La démission de Philippe Couillard de ses postes de député et de chef du parti a tout de même été accueillie avec tristesse par les députés défaits qui représentaient les circonscriptions de la région jusqu’au raz-de-marrée caquiste. L’annonce du départ du premier ministre défait laissera un grand vide au sein du parti selon Marc H. Plante.

«Ça me fait beaucoup de peine. J’ai été très fier d’avoir fait partie de l’équipe de Philippe Couillard. Il s’est toujours comporté en grand homme d’État et il en a encore fait la preuve aujourd’hui (jeudi)», souligne-t-il.

Jean-Denis Girard

«Je respecte sa décision», a pour sa part mentionné Jean-Denis Girard.

Candidats à nouveau?

Même s’il entrevoit l’avenir libéral avec optimisme, l’ex-député de Maskinongé n’est pas prêt à s’avancer sur la possibilité qu’il se présente à nouveau dans quatre ans.

«Pour l’instant, j’ai besoin de repos», lance-t-il simplement.

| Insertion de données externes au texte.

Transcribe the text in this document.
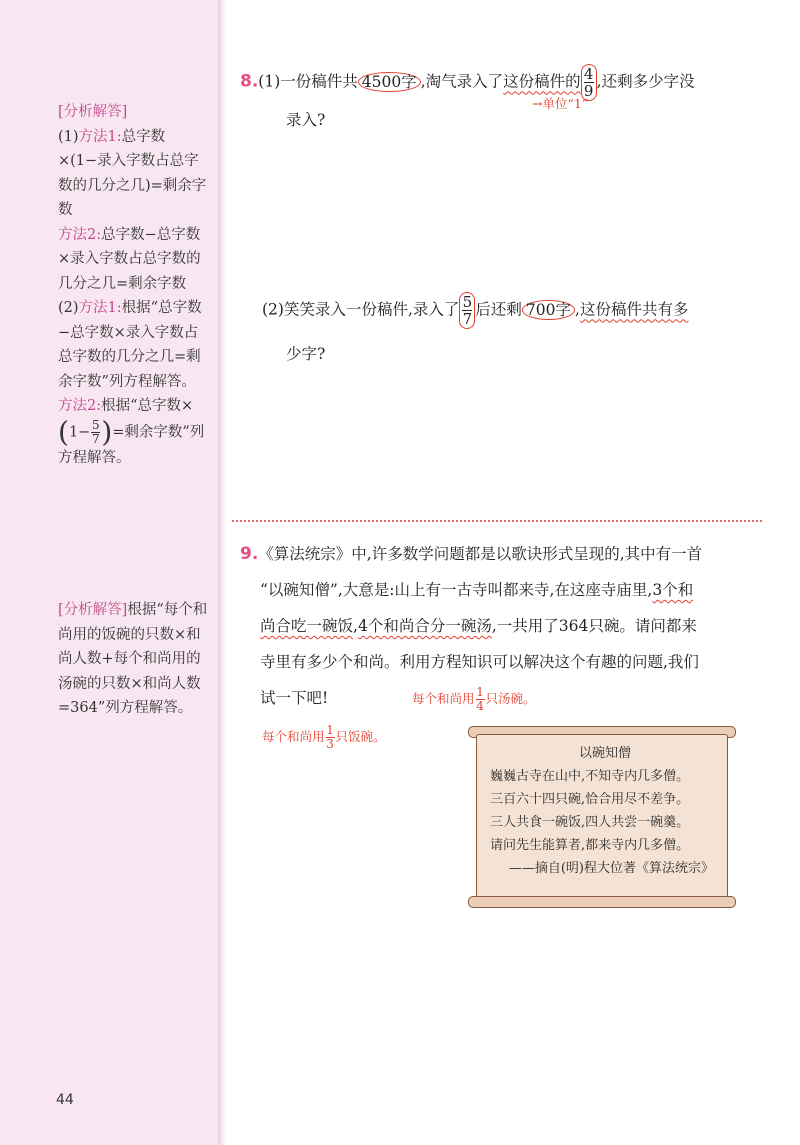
[分析解答]

(1)方法1:总字数×(1−录入字数占总字数的几分之几)=剩余字数

方法2:总字数−总字数×录入字数占总字数的几分之几=剩余字数

(2)方法1:根据“总字数−总字数×录入字数占总字数的几分之几=剩余字数”列方程解答。

方法2:根据“总字数×

($1- \frac{5}{7}$ )=剩余字数”列方程解答。

[分析解答]根据“每个和尚用的饭碗的只数×和尚人数+每个和尚用的汤碗的只数×和尚人数=364”列方程解答。

8.(1)一份稿件共 4500字 ,淘气录入了这份稿件的 $\frac{4}{9}$ ,还剩多少字没
→单位“1”
录入?
(2)笑笑录入一份稿件,录入了 $\frac{5}{7}$ 后还剩 700字 ,这份稿件共有多
少字?
9.《算法统宗》中,许多数学问题都是以歌诀形式呈现的,其中有一首
“以碗知僧”,大意是:山上有一古寺叫都来寺,在这座寺庙里,3个和
尚合吃一碗饭,4个和尚合分一碗汤,一共用了364只碗。请问都来
寺里有多少个和尚。利用方程知识可以解决这个有趣的问题,我们
试一下吧!	每个和尚用 $\frac{1}{4}$ 只汤碗。
每个和尚用 $\frac{1}{3}$ 只饭碗。
以碗知僧
巍巍古寺在山中,不知寺内几多僧。
三百六十四只碗,恰合用尽不差争。
三人共食一碗饭,四人共尝一碗羹。
请问先生能算者,都来寺内几多僧。
——摘自(明)程大位著《算法统宗》
44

Pour sa part, Jean-Denis Girard confirme qu’il veut toujours travailler au développement et au bien-être de son parti, avec lequel il partage de nombreuses valeurs. Il veut également poursuivre dans la même veine qu’au cours des quatre dernières années et poser des actions concrètes nécessaires au développement de la ville de Trois-Rivières.

«Je veux continuer à m’impliquer afin de faire progresser la communauté», indique-t-il.

Contact avec les francophones

Pour certains libéraux, le PLQ a perdu le contact avec les francophones, lui dont les élus se retrouvent maintenant en grande majorité sur l’île de Montréal. «Il faut reconnecter avec les Québécois francophones, partout dans les régions du Québec», croit le ministre défait Luc Fortin.

Pour Sébastien Proulx, l’un des seuls élus libéraux de tout l’Est-du-Québec, la répartition géographique des sièges de son parti est parlante. «Ça veut dire quelque chose, c’est vrai. […] On va se poser des questions, on va trouver des façons de se relancer.»

D’autres candidats, comme Pierre Moreau, n’ont pas senti cette déconnexion avec les électeurs francophones.

Après cette grande rencontre, les 32 élus libéraux se réuniront entre eux à l’Assemblée nationale, vendredi, pour élire leur chef intérimaire, qui agira à titre de chef de l’opposition en attendant le résultat d’une course officielle à la chefferie.

Les noms de Pierre Arcand, de Gaétan Barrette, de Christine St-Pierre et de Marc Tanguay ont circulé comme de possibles choix.

Les libéraux rencontrés jeudi n’ont pas voulu s’avancer sur leur préférence, sauf Marwah Rizqy et Lise Thériault, qui appuient Christine St-Pierre. Mme Rizqy aimerait également qu’une femme soit chef du parti aux prochaines élections.

Le député Guy Ouellette brillait par son absence. Lors de la campagne électorale, il a été révélé qu’il avait refilé des courriels compromettants à la CAQ il y a quelques années. Le sort que lui réserve le caucus libéral devrait plutôt être discuté vendredi.